その時の様子はウチの記事に書き直してて、昨日から検索アクセスを集めてる。まあ、みんなバンドー目当てだろうから、私の理屈っぽい文章なんて読んでないだろうけど、彼女はわりとマジメに読んでくれたようだ(たぶん♪)。あちらの記事の文章も、バンドーのイメージとは真逆で、優等生の文学少女みたいな感じ。ドラマのバンドーを自分でたしなめてた(笑)
超個人的な思い出はともかく、野ブタ(堀北真希)も、まりこ・・じゃなくてまり子(戸田恵梨香)もホントに可愛いね ♡
エッ、それより主役の男子? ハイハイ。修二(亀梨和也)も彰(山下智久)も、今見るとカッコイイね。当時の私にとっては、全く知らないジャニーズの新人に過ぎなかったけど、いまや2人とも大物アイドル。単なる一般男性ブロガーの私もその後、大量の記事を書くことになった。
☆ ☆ ☆
さて、『野ブタ。をプロデュース』という2005年のドラマは、2004年の白岩玄の同名小説を原作として出来た作品(日本テレビ)。もとの小説はドラマとかなり違う内容で、根本的に暗い悲惨な物語だ。
題名はもちろん、つんくによる「モー娘。」の「プロデュース」を意識したもの。今ならタイトルは、『ABCをプロデュース』とか、『道玄坂を推す』とか♪ ちなみに道玄坂とは、渋谷109の横の坂(蛇足・・笑)。
原作が書かれた頃は、ちょうどモーニング娘。の(初期の)絶頂期が終わりかけた頃で、小説の最初にも反映されてる。ということは、そもそも題名には、「今さらプロデュース?」という自虐的な意味合いも込められてるのだ。そして実際、小説の中のプロデュースは失敗してしまう。
その原作については、当時わりと真面目にレビューしてて、今回の特別編・再放送が決まった直後から大量のアクセスを集めてる。わざわざ単行本を買って書いた記事で、本を読み終えた直後、ズ~~ンと落ち込んだのを覚えてる。
リアルな人間との向き合い方 野ブタ原作
☆ ☆ ☆
河出書房新社の文藝賞を獲得したその原作本を、脚本家の木皿泉(夫妻のコンビ名)が大胆に書き直して出来たのが、日テレのドラマ。だから時間的流れの順番としては、こうなる。
原作 → 脚本(台本、シナリオ)→ ドラマ
原作(マンガも多い)と脚本の違いを私が知ったのは、翌年だったか。確か、ココログのブロガー仲間の脚本家・キッドさんに教わったのが最初で、それ以降、原作と脚本とドラマ、3つの違いをハッキリ意識するようになった。

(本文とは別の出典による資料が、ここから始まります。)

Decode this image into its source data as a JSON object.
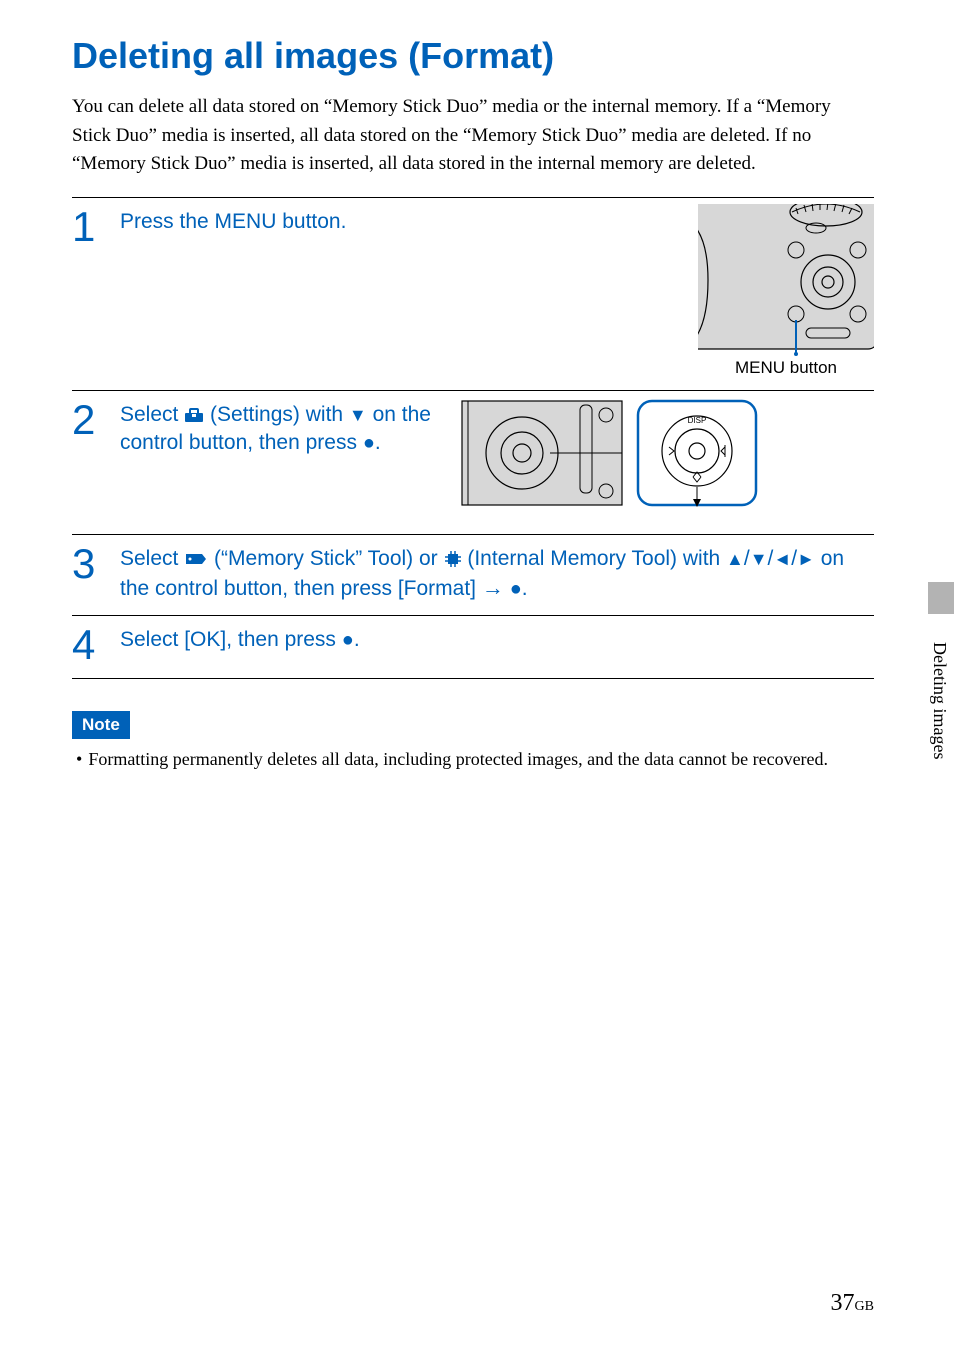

ちなみに野ブタの「シナリオBOOK」というものが出版されてて、今でもamazonで中古本が販売されてるけど、見たことはない。おそらく脚本をそのまま収録したもので、興味はあるけど、配送料込みで3500円くらいだとキツイかな(セコッ♪)。
ちなみに、脚本とドラマの台詞はビミョーに違うので、念のため。その点は色んなドラマで具体的に確認して来た。古くからのウチの常連読者さんなら、ご存知のはず。最近は調べなくなってるけど、違いやズレの意識はいつも持ってる。
原作との違いを生み出すのは、脚本家以外に、演出家(初回・岩本仁志)、プロデューサー(河野英裕・小泉守・下山潤)を始めとするスタッフ。そして、キャスト(役者)たち。彰の妙にフワフワしたキャラは、イヤイヤ期(笑)だった山Pが指示に逆らって生み出したという話だ。認めたスタッフもキャパシティー(許容度)が大きくて、いいね!
☆ ☆ ☆
で、いよいよ今回の内容について。ウチでは当時、第1話について2本の記事を書いてる。最初のちょっと恥ずかしいつぶやき記事と、全放映終了後の全体レビュー。
「野ブタ。をプロデュース」、面白い♪
生きる場所を求めて~野ブタ再考
今回はそれらとはかなり違う、マニアックな理屈を扱ってみよう。彰が冒頭でつぶやいてた哲学者ニーチェの思想・著作と、ドラマの関係だ。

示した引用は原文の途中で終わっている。